Where did I say that it was a decision worthy of respect? I said that I respected his decision. That is something completely different.

yypppp · 11/04/2023 09:23

I don’t think my ex wanted children. That didn’t stop him telling me he couldn’t wait for me to be pregnant and when I was, that it was the most wonderful thing he’d heard. I thought I was having a family with a loving, decent man.

Instead, he became abusive and I was forced to leave before the birth. He barely sees our child. I am lucky that at the time I had huge financial cushioning and my own decent job as well as chunky CMS from the scumbag. This was quite literally the only thing that made what happened manageable. That’s not to say what the piece of shit did hasn’t impacted me… he took away my dream of building a happy life and it’s impacted my career a little, although that would have happened regardless of our relationship. I also feel very sad that I was previously a cheerful and positive person and whilst that is still me, he took away some of my faith in people/life by what he did. He sees our child intermittently but that only began when she was 1. He had no concept of responsibility and presumably no conscience. I hope it haunts him as he ages.

Sadly there are men out there like that and it’s not the fault of women who become pregnant, or even women who become pregnant unexpectedly and don’t wait to abort.

My advice to any young women is make sure you have money and a decent job.
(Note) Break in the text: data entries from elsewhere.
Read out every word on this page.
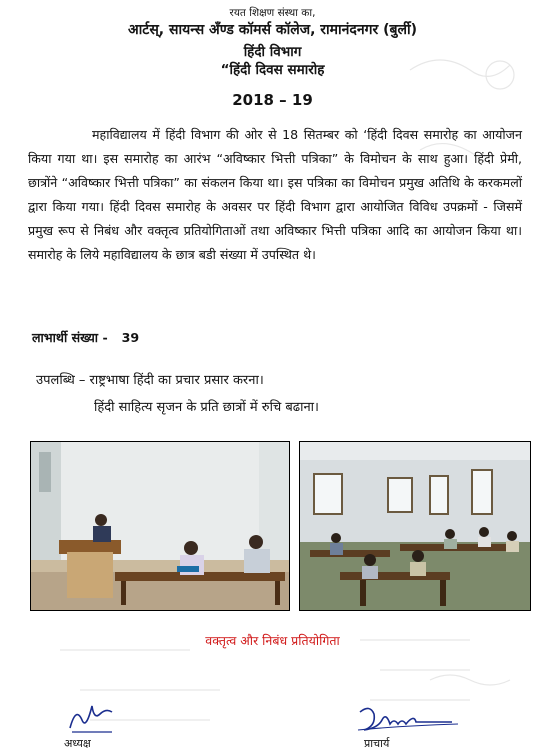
रयत शिक्षण संस्था का,
आर्टस्, सायन्स अँण्ड कॉमर्स कॉलेज, रामानंदनगर (बुर्ली)
हिंदी विभाग
“हिंदी दिवस समारोह
2018 – 19

महाविद्यालय में हिंदी विभाग की ओर से 18 सितम्बर को ‘हिंदी दिवस समारोह का आयोजन किया गया था। इस समारोह का आरंभ “अविष्कार भित्ती पत्रिका” के विमोचन के साथ हुआ। हिंदी प्रेमी, छात्रोंने “अविष्कार भित्ती पत्रिका” का संकलन किया था। इस पत्रिका का विमोचन प्रमुख अतिथि के करकमलों द्वारा किया गया। हिंदी दिवस समारोह के अवसर पर हिंदी विभाग द्वारा आयोजित विविध उपक्रमों - जिसमें प्रमुख रूप से निबंध और वक्तृत्व प्रतियोगिताओं तथा अविष्कार भित्ती पत्रिका आदि का आयोजन किया था। समारोह के लिये महाविद्यालय के छात्र बडी संख्या में उपस्थित थे।

लाभार्थी संख्या - 39
उपलब्धि – राष्ट्रभाषा हिंदी का प्रचार प्रसार करना।
हिंदी साहित्य सृजन के प्रति छात्रों में रुचि बढाना।
वक्तृत्व और निबंध प्रतियोगिता
अध्यक्ष	प्राचार्य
Sadly that is the only thing that can properly protect you from the vile ways men can behave in what is still a very much sexist society.

NamelessNancy · 11/04/2023 09:39

Offthexmaslist · 10/04/2023 19:42

I would be truly interested in how many accidental pregnancies happen once effective male contraception is available...

Where are the men demanding research into male contraceptive options, fundraising for it etc? There is no demand for it as they are happy to leave the responsibility to women with the option of fucking off as a fallback in the event of an unplanned pregnancy.

CJsGoldfish · 11/04/2023 09:43

It may also be the case that the woman wants her child to have a sibling, and while things are not perfect, what is?
So choosing to have a baby with someone they already know is pretty crap then. But hey, don't question that stupid decision or the impact it may have on the children because apparently, that never happens 🙄

Singapore4 · 11/04/2023 09:47

The old sibling line is offensive. I wanted DS to have a sibling too. What a "sweeping generalised statement" to make. We all have our reasons I sure as hell wasn't following that trend I'm 1 of 4 siblings and my own mother stayed with my dad for years and she thinks she gets brownie points that we all have the same dad as though it's an achievement. Eurghh none of us 4 see our dad as a result but that's not my mother's fault is it.